Exemple pour une entreprise textile : si une force est « tissu local de qualité » et une opportunité est « boom des grandes chaînes de distribution éthiques », on obtient une action SO : « proposer un partenariat exclusif à ces grandes chaînes ». Pour le quadrant WO, si la faiblesse est « faible budget marketing » et l’opportunité « influenceurs engagés », l’action pourrait être « échanger des échantillons contre de la visibilité ». La matrice TOWS permet ainsi de prioriser les initiatives : toutes les idées ne seront pas retenues, mais celles qui émergent sont directement liées au profil spécifique de l’entreprise.

Exemple pratique et erreurs fréquentes à éviter

Prenons une TPE de fabrication de meubles en bois.
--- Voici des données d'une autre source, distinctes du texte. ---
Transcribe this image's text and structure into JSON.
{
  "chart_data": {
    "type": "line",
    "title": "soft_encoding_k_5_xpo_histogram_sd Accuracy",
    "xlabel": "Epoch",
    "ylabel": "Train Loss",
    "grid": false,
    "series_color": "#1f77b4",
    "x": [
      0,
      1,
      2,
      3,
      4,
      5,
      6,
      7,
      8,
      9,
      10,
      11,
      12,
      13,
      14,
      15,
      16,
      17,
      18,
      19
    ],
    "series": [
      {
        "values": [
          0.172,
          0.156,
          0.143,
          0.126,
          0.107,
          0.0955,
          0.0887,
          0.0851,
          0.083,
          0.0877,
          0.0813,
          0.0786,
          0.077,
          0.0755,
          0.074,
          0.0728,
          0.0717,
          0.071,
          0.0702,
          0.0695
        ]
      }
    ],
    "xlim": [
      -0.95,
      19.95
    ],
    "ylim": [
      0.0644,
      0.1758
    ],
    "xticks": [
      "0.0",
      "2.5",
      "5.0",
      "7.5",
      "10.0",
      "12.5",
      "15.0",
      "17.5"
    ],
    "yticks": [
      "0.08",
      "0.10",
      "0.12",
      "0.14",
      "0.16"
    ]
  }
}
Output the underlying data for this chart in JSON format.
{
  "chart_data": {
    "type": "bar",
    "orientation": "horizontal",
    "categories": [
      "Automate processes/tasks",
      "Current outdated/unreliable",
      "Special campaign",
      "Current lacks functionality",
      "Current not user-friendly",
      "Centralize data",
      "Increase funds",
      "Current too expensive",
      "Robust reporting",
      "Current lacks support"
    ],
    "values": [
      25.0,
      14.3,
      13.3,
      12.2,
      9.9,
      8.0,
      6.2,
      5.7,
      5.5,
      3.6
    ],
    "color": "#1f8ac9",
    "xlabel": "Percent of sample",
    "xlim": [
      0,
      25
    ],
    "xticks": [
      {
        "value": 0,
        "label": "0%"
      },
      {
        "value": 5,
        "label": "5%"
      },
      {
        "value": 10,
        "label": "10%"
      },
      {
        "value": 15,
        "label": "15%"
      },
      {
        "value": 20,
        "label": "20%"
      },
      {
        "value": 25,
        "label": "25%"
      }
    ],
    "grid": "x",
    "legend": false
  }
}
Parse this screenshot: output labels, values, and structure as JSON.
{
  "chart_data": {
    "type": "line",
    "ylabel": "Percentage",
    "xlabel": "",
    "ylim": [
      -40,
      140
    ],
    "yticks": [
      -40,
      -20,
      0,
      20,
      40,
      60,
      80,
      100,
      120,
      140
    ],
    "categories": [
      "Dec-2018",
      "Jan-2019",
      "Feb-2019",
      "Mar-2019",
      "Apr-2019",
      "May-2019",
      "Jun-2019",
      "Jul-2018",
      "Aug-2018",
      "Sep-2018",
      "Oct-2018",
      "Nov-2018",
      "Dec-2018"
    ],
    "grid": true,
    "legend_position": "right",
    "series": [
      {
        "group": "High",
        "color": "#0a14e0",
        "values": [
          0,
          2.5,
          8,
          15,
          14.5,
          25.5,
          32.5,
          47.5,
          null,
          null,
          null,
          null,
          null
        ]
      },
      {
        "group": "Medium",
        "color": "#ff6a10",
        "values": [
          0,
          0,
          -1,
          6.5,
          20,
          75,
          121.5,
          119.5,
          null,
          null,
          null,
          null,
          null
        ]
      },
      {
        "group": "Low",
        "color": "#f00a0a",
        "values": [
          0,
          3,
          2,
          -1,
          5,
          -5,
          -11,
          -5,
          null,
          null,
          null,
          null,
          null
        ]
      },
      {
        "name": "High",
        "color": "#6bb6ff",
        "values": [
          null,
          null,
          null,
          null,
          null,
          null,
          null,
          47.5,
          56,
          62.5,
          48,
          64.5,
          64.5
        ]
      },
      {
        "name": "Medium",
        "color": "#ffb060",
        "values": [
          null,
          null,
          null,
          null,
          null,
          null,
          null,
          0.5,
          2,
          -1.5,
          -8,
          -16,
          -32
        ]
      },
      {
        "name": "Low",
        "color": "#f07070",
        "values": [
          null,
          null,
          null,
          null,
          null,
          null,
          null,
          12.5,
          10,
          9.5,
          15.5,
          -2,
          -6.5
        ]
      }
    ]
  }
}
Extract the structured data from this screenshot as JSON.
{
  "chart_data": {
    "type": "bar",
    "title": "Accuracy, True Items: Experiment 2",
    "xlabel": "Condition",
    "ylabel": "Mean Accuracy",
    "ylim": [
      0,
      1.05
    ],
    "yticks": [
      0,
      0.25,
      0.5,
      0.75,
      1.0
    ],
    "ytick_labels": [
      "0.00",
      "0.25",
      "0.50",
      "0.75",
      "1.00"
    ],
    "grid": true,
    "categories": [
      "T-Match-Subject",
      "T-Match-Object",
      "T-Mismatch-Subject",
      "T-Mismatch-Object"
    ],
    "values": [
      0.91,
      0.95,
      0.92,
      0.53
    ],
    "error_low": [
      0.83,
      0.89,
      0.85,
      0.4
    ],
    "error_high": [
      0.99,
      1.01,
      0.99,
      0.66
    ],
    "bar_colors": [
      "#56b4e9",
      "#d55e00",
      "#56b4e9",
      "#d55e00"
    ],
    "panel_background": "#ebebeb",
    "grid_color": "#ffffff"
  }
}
Ses forces : qualité artisanale, délais fiables. Ses faiblesses : absence de site e-commerce, coûts de production élevés. Opportunités : tendance au made in France, demande de mobilier durable. Menaces : concurrence des grands fabricants low-cost, hausse du prix du bois. En croisant ces éléments, on peut formuler :

  • SO : Miser sur la communication autour de l’artisanat français pour séduire les clients sensibles au local.
  • WO : Lancer une boutique en ligne simple (pour répondre à l’absence de présence numérique) en s’appuyant sur la notoriété du made in France.
  • ST : Utiliser la fiabilité des délais comme argument face aux grands concurrents qui livrent parfois en retard.
  • WT : Réduire les coûts en mutualisant les achats de bois avec d’autres artisans locaux, et ainsi mieux résister à la hausse des matières premières.

Attention aux erreurs classiques. La première : ne pas croiser correctement les cases. On voit parfois des matrices où une force est simplement recopiée dans le quadrant SO sans lien réel avec une opportunité. La deuxième : oublier de prioriser. Tous les croisements ne méritent pas une fiche action. La troisième : confondre cause et conséquence, par exemple traiter une menace externe comme une faiblesse interne. Enfin, ne pas impliquer la direction : si une force identifiée (ex : capacité de production élevée) n’est pas activée par les choix stratégiques, l’analyse reste lettre morte. La TOWS est un outil vivant : elle doit nourrir des décisions réelles, pas seulement décorer un rapport.